La vie continue et c’est cela le plus dur, se dire qu’après soi les autres seront là. Qu’ils verront le bleu du ciel, entendront les oiseaux, mettront la cuillère dans les confitures, et écouteront encore monsieur Bashung. Juste ses chansons, pas ses paroles du quotidien, pas de l’intime, non ses chansons. J’ai tenté mais les larmes me sont venues alors j’ai pris un autre accompagnant Titi robin, je vous le conseille, c’est vraiment bien. Tanguant d’Anouar Brahem au pur manouche, un vrai plaisir. Et il ne faut pas les manquer quand ils existent, les vrais plaisirs.

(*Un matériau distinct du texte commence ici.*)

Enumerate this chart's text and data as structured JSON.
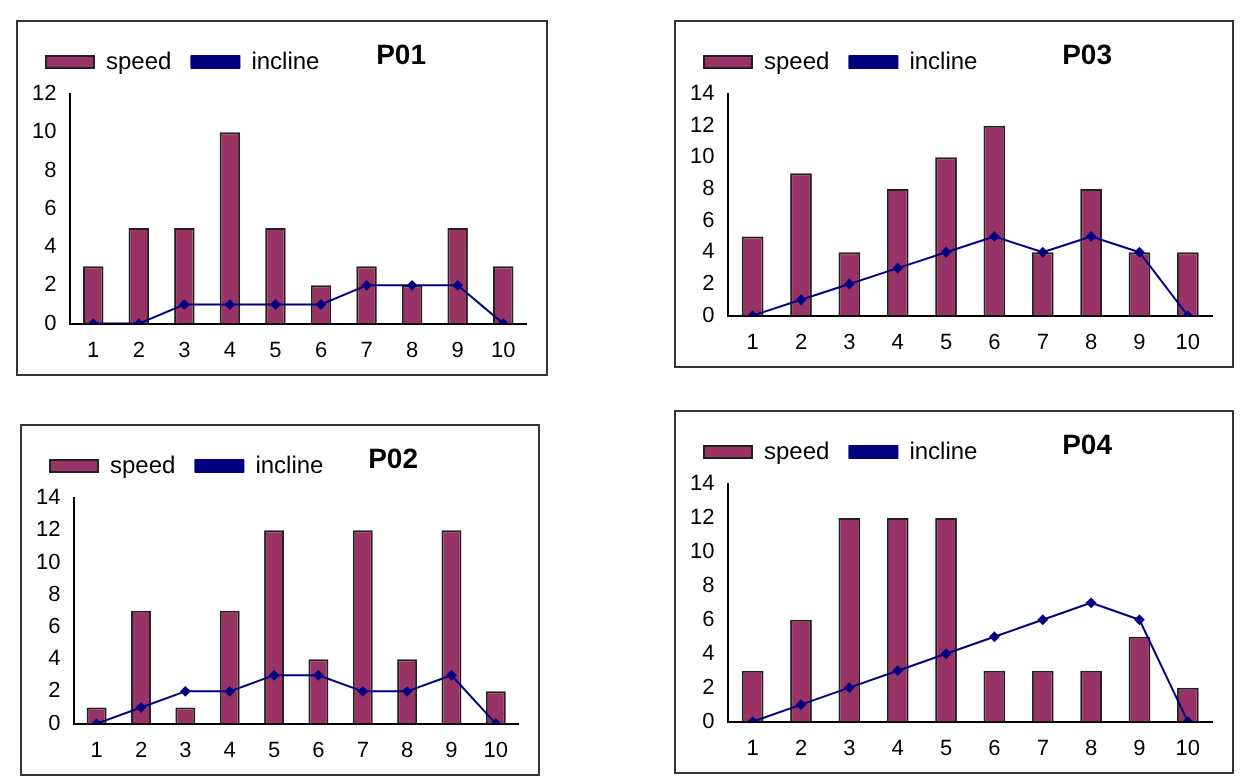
{
  "chart_data": [
    {
      "type": "bar",
      "title": "P01",
      "categories": [
        "1",
        "2",
        "3",
        "4",
        "5",
        "6",
        "7",
        "8",
        "9",
        "10"
      ],
      "ylim": [
        0,
        12
      ],
      "yticks": [
        0,
        2,
        4,
        6,
        8,
        10,
        12
      ],
      "grid": false,
      "legend": "top left",
      "marker": "diamond",
      "series": [
        {
          "name": "speed",
          "color": "#993366",
          "values": [
            3,
            5,
            5,
            10,
            5,
            2,
            3,
            2,
            5,
            3
          ]
        },
        {
          "name": "incline",
          "type": "line",
          "color": "#000080",
          "values": [
            0,
            0,
            1,
            1,
            1,
            1,
            2,
            2,
            2,
            0
          ]
        }
      ]
    },
    {
      "type": "bar",
      "title": "P03",
      "categories": [
        "1",
        "2",
        "3",
        "4",
        "5",
        "6",
        "7",
        "8",
        "9",
        "10"
      ],
      "ylim": [
        0,
        14
      ],
      "yticks": [
        0,
        2,
        4,
        6,
        8,
        10,
        12,
        14
      ],
      "grid": false,
      "legend": "top left",
      "marker": "diamond",
      "series": [
        {
          "name": "speed",
          "color": "#993366",
          "values": [
            5,
            9,
            4,
            8,
            10,
            12,
            4,
            8,
            4,
            4
          ]
        },
        {
          "name": "incline",
          "type": "line",
          "color": "#000080",
          "values": [
            0,
            1,
            2,
            3,
            4,
            5,
            4,
            5,
            4,
            0
          ]
        }
      ]
    },
    {
      "type": "bar",
      "title": "P02",
      "categories": [
        "1",
        "2",
        "3",
        "4",
        "5",
        "6",
        "7",
        "8",
        "9",
        "10"
      ],
      "ylim": [
        0,
        14
      ],
      "yticks": [
        0,
        2,
        4,
        6,
        8,
        10,
        12,
        14
      ],
      "grid": false,
      "legend": "top left",
      "marker": "diamond",
      "series": [
        {
          "name": "speed",
          "color": "#993366",
          "values": [
            1,
            7,
            1,
            7,
            12,
            4,
            12,
            4,
            12,
            2
          ]
        },
        {
          "name": "incline",
          "type": "line",
          "color": "#000080",
          "values": [
            0,
            1,
            2,
            2,
            3,
            3,
            2,
            2,
            3,
            0
          ]
        }
      ]
    },
    {
      "type": "bar",
      "title": "P04",
      "categories": [
        "1",
        "2",
        "3",
        "4",
        "5",
        "6",
        "7",
        "8",
        "9",
        "10"
      ],
      "ylim": [
        0,
        14
      ],
      "yticks": [
        0,
        2,
        4,
        6,
        8,
        10,
        12,
        14
      ],
      "grid": false,
      "legend": "top left",
      "marker": "diamond",
      "series": [
        {
          "name": "speed",
          "color": "#993366",
          "values": [
            3,
            6,
            12,
            12,
            12,
            3,
            3,
            3,
            5,
            2
          ]
        },
        {
          "name": "incline",
          "type": "line",
          "color": "#000080",
          "values": [
            0,
            1,
            2,
            3,
            4,
            5,
            6,
            7,
            6,
            0
          ]
        }
      ]
    }
  ]
}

Ce week-end entre les pâtés et la confiture d’orange, j’ai lu la Nausée. Le gras et le sucré envahissaient la maison, et Roquentin l’homme aux cheveux roux délirait au fil des pages. Surprenant mais pas prenant. Ca c’est fait. J’avais lu d’autres livres de monsieur Sartre, et celui là me laisse un goût « insipide ». mais suis-je bête de ne pas comprendre la portée d’un tel roman ! Sûrement mon idiotie est crasse, mais j’ai connu plus de joie à lire autre chose.

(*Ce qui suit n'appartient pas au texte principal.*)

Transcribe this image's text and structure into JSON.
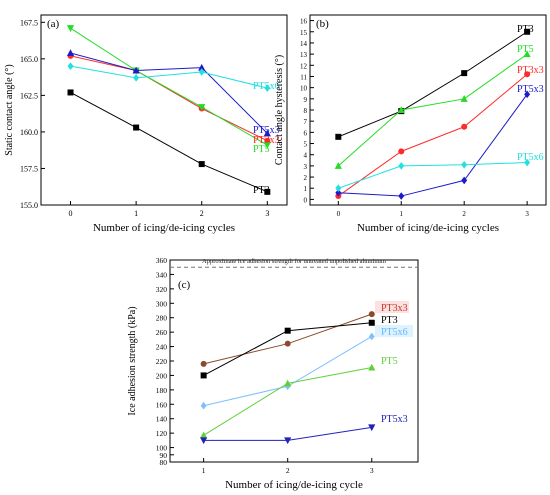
{
  "chart_data": [
    {
      "type": "line",
      "panel_label": "(a)",
      "xlabel": "Number of icing/de-icing cycles",
      "ylabel": "Static contact angle (°)",
      "x": [
        0,
        1,
        2,
        3
      ],
      "x_ticks": [
        "0",
        "1",
        "2",
        "3"
      ],
      "ylim": [
        155.0,
        168.0
      ],
      "y_ticks": [
        "155.0",
        "157.5",
        "160.0",
        "162.5",
        "165.0",
        "167.5"
      ],
      "grid": false,
      "series": [
        {
          "name": "PT3",
          "color": "#000000",
          "marker": "square",
          "values": [
            162.7,
            160.3,
            157.8,
            155.9
          ]
        },
        {
          "name": "PT3x3",
          "color": "#ff2a2a",
          "marker": "circle",
          "values": [
            165.2,
            164.2,
            161.6,
            159.4
          ]
        },
        {
          "name": "PT5",
          "color": "#22dd22",
          "marker": "triangle-down",
          "values": [
            167.1,
            164.2,
            161.7,
            159.1
          ]
        },
        {
          "name": "PT5x3",
          "color": "#1b1bcc",
          "marker": "triangle-up",
          "values": [
            165.4,
            164.2,
            164.4,
            159.9
          ]
        },
        {
          "name": "PT5x6",
          "color": "#22e0e0",
          "marker": "diamond",
          "values": [
            164.5,
            163.7,
            164.1,
            163.0
          ]
        }
      ]
    },
    {
      "type": "line",
      "panel_label": "(b)",
      "xlabel": "Number of icing/de-icing cycles",
      "ylabel": "Contact angle hysteresis (°)",
      "x": [
        0,
        1,
        2,
        3
      ],
      "x_ticks": [
        "0",
        "1",
        "2",
        "3"
      ],
      "ylim": [
        -0.5,
        16.5
      ],
      "y_ticks": [
        "0",
        "1",
        "2",
        "3",
        "4",
        "5",
        "6",
        "7",
        "8",
        "9",
        "10",
        "11",
        "12",
        "13",
        "14",
        "15",
        "16"
      ],
      "grid": false,
      "series": [
        {
          "name": "PT3",
          "color": "#000000",
          "marker": "square",
          "values": [
            5.6,
            7.9,
            11.3,
            15.0
          ]
        },
        {
          "name": "PT3x3",
          "color": "#ff2a2a",
          "marker": "circle",
          "values": [
            0.3,
            4.3,
            6.5,
            11.2
          ]
        },
        {
          "name": "PT5",
          "color": "#22dd22",
          "marker": "triangle-up",
          "values": [
            3.0,
            8.0,
            9.0,
            13.0
          ]
        },
        {
          "name": "PT5x3",
          "color": "#1b1bcc",
          "marker": "diamond",
          "values": [
            0.6,
            0.3,
            1.7,
            9.4
          ]
        },
        {
          "name": "PT5x6",
          "color": "#22e0e0",
          "marker": "diamond",
          "values": [
            1.0,
            3.0,
            3.1,
            3.3
          ]
        }
      ]
    },
    {
      "type": "line",
      "panel_label": "(c)",
      "xlabel": "Number of icing/de-icing cycle",
      "ylabel": "Ice adhesion strength (kPa)",
      "x": [
        1,
        2,
        3
      ],
      "x_ticks": [
        "1",
        "2",
        "3"
      ],
      "ylim": [
        80,
        360
      ],
      "y_ticks": [
        "80",
        "90",
        "100",
        "120",
        "140",
        "160",
        "180",
        "200",
        "220",
        "240",
        "260",
        "280",
        "300",
        "320",
        "340",
        "360"
      ],
      "grid": false,
      "reference_line": {
        "value": 350,
        "label": "Approximate ice adhesion strength for untreated unpolished aluminum"
      },
      "series": [
        {
          "name": "PT3x3",
          "color": "#8b4a2b",
          "label_color": "#c43a2a",
          "marker": "circle",
          "values": [
            216,
            244,
            285
          ]
        },
        {
          "name": "PT3",
          "color": "#000000",
          "marker": "square",
          "values": [
            200,
            262,
            273
          ]
        },
        {
          "name": "PT5x6",
          "color": "#7fbfff",
          "label_color": "#66b8ff",
          "marker": "diamond",
          "values": [
            158,
            185,
            254
          ]
        },
        {
          "name": "PT5",
          "color": "#5fcf3a",
          "marker": "triangle-up",
          "values": [
            117,
            189,
            211
          ]
        },
        {
          "name": "PT5x3",
          "color": "#2222bb",
          "marker": "triangle-down",
          "values": [
            110,
            110,
            128
          ]
        }
      ]
    }
  ]
}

J’ai laissé tombé les news, car elles me donnaient aussi la Nausée, il faut savoir arrêter la machine infernale parfois, au moins pour survivre et s’arrêter sur des moments joyeux. Ce week-end j’en ai eu beaucoup et je ne veux pas que la crise m’en gâche le goût. Elle me rattrapera bien demain, il n’y a pas urgence.